В каждой шишке, в разгибах ее согнутых чешуек кристаллизованная буря. Упорный ветер — кристаллы северного настроения. Они были собраны в шапку и принесены домой, — вместе с раковинами улиток, сомнительно пахнувшими тиной, и хорошенькими сухими шариками, которые дома выброшены встретившими, за свое явно заячье происхождение, и за которые принесший был осмеян. Как — осмеян! Отбиваясь, он пробился сквозь кусты, оставив на сучьях клочья тонких волос и бросился, как молодой жираф, нелепыми шагами осмеянного. Почему? Ведь заячьи шарики были сухие и очень хорошенькие. В округленных ямках песку лежали, как в гнездышках.

Тайна

Есть очень серьезная тайна, которую надо сообщить людям.

Мы, милостью Божьею мечтатели,
Мы издаем вердикт!

Всем поэтам, творцам будущих знаков — ходить босиком, пока земля летняя. Наши ноги еще невинны и простодушны, неопытны и скорее восхищаются. Под босыми ногами плотный соленый песок, точно слегка замороженный, и только меж пальцев шевелятся то холодные, то теплые струйки. С голыми ногами разговаривает земля. Под босой ногой поет доска о тепле. Только тут узнаешь дорогую близость с ней.

Вот почему поэтам непременно следует ходить летом босиком.

Это положительный позор целый день греть пятки на песке! Это могут делать только отступники своей веры, изменники своей родины, которые не воспевают ее красоты, не защищают эту красоту могуществом слова…

О, лень, великая лень!
Моя мечтательная лень!
Ветер, ветер, налетай, налетай,
Сумасброда выручай!
Я лодку засадил, засадил на мель,
Засадил корму,
Тростникову
Чащу, чащу
Раздвигай.
Я лодчонку
Засадил, засадил…
Чтоб ему!!

Солнечный сон

Какая широкая грудь у всех сегодня! С дюнки пахнет солнечным утром. Точно глотаешь холодненькие волны.

Полуступая робкой обнаженной походкой, прошли светлоногие дачные мальчики; у них еще не обтерпелись ступни и легко накалываются на сосновые иглы.

Сосны баюкаются, солнечные тени растворены нежно молоком воздуха.

С юга потянули белые кудрявые неженки — расплавились в голубом напитке высоты.

Пощекочи мне тихонько за ухом, ветер!.. Да не так же! Никто не просит тебя щекотать мне нос! Я и без тебя знаю, воздушный чудак, что нос у меня немножко длинноват. — Что? — Неправда! Это не я вчера опрокинул тетину жардиньерку и смахнул вазу цветов со стола! Я всегда ловкий, я стройный, я создан для того, чтобы восхитительно танцевать, — я принц! Пощекочи мне мою левую пятку, песок, — вот так!..

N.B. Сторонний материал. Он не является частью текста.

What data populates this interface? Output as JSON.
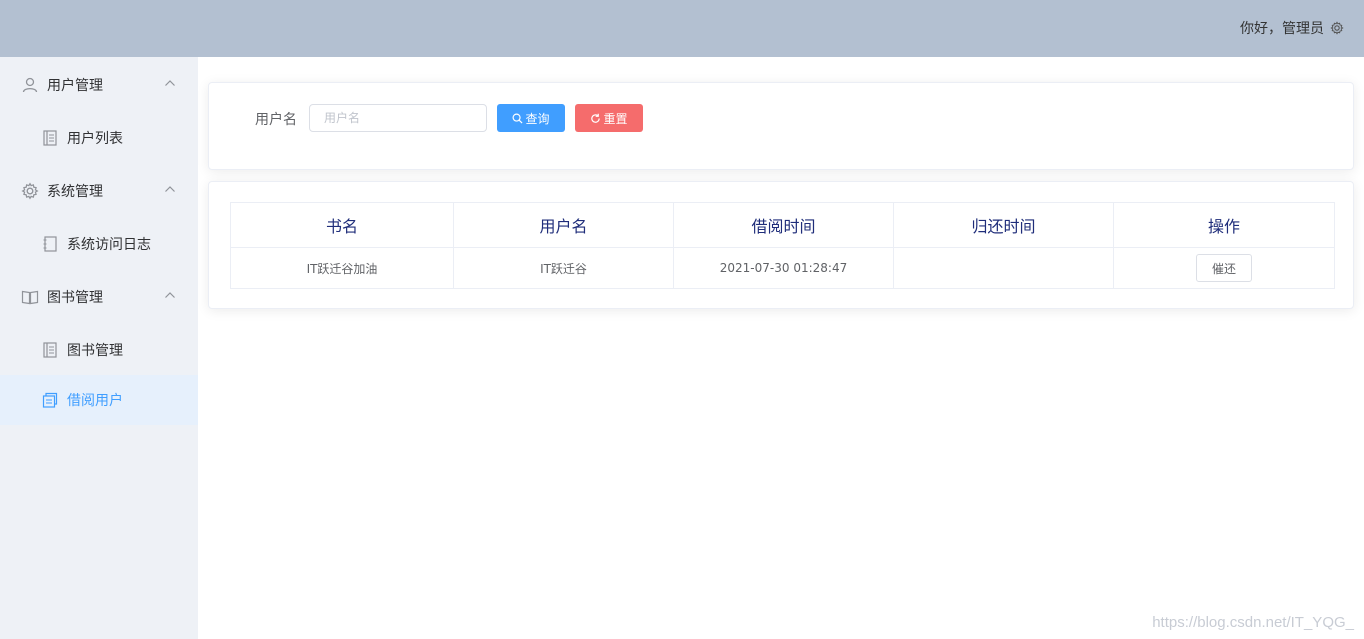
{
  "header": {
    "greeting": "你好，管理员",
    "settings_icon": "gear-icon"
  },
  "sidebar": {
    "groups": [
      {
        "label": "用户管理",
        "icon": "user-icon",
        "items": [
          {
            "label": "用户列表",
            "icon": "document-icon"
          }
        ]
      },
      {
        "label": "系统管理",
        "icon": "gear-icon",
        "items": [
          {
            "label": "系统访问日志",
            "icon": "notebook-icon"
          }
        ]
      },
      {
        "label": "图书管理",
        "icon": "book-icon",
        "items": [
          {
            "label": "图书管理",
            "icon": "document-icon"
          },
          {
            "label": "借阅用户",
            "icon": "tickets-icon",
            "active": true
          }
        ]
      }
    ]
  },
  "search": {
    "label": "用户名",
    "placeholder": "用户名",
    "value": "",
    "query_label": "查询",
    "reset_label": "重置"
  },
  "table": {
    "columns": [
      "书名",
      "用户名",
      "借阅时间",
      "归还时间",
      "操作"
    ],
    "rows": [
      {
        "book": "IT跃迁谷加油",
        "user": "IT跃迁谷",
        "borrow_time": "2021-07-30 01:28:47",
        "return_time": "",
        "action": "催还"
      }
    ]
  },
  "watermark": "https://blog.csdn.net/IT_YQG_",
  "colors": {
    "header_bg": "#b3c0d1",
    "sidebar_bg": "#eef1f6",
    "primary": "#409eff",
    "danger": "#f56c6c",
    "active_item_bg": "#e6f0fc"
  }
}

Облако мое милое, — облако мое милое, ласковое, — небесный белый теленочек — сонный небесным сном…

Наконец солнце

В саду стоит молоденький немец-репетитор. У него немножко сиротливая спина, но сейчас ее ему обогрело солнце; руки у него болтаются и ноги тоже. На ходу, ради равновесия, он держит немного открытым свой рот, и вид у него чуть-чуть ошалелый; но зато он славно поревывает от удовольствия басом, — недавно полученным в подарок от матери природы. Еще не умея справиться с мужским голосом, он иногда ревет чересчур и тогда виновато поглядывает на дом.

Солнце ласково греет его.


Иногда даже очень скромный юноша думает, какой я милый, и хочет погладить себя по шее к подбородку.

Нельзя в солнечный добрый день не любить своей щеки и своего округлого подбородка. И он тут же конфузится.


Другой юноша усердно и деловито, двигая челюстями и ушами, жует хлеб? Нет, целую большущую плитку шоколада. Это нелепо, и потому нельзя не любить его за это.

А в лесу радостный час!

В лесу цветет толокнянка — маленькие, розовые цветочки. Вся земля, кочки мха в миндальной пене!..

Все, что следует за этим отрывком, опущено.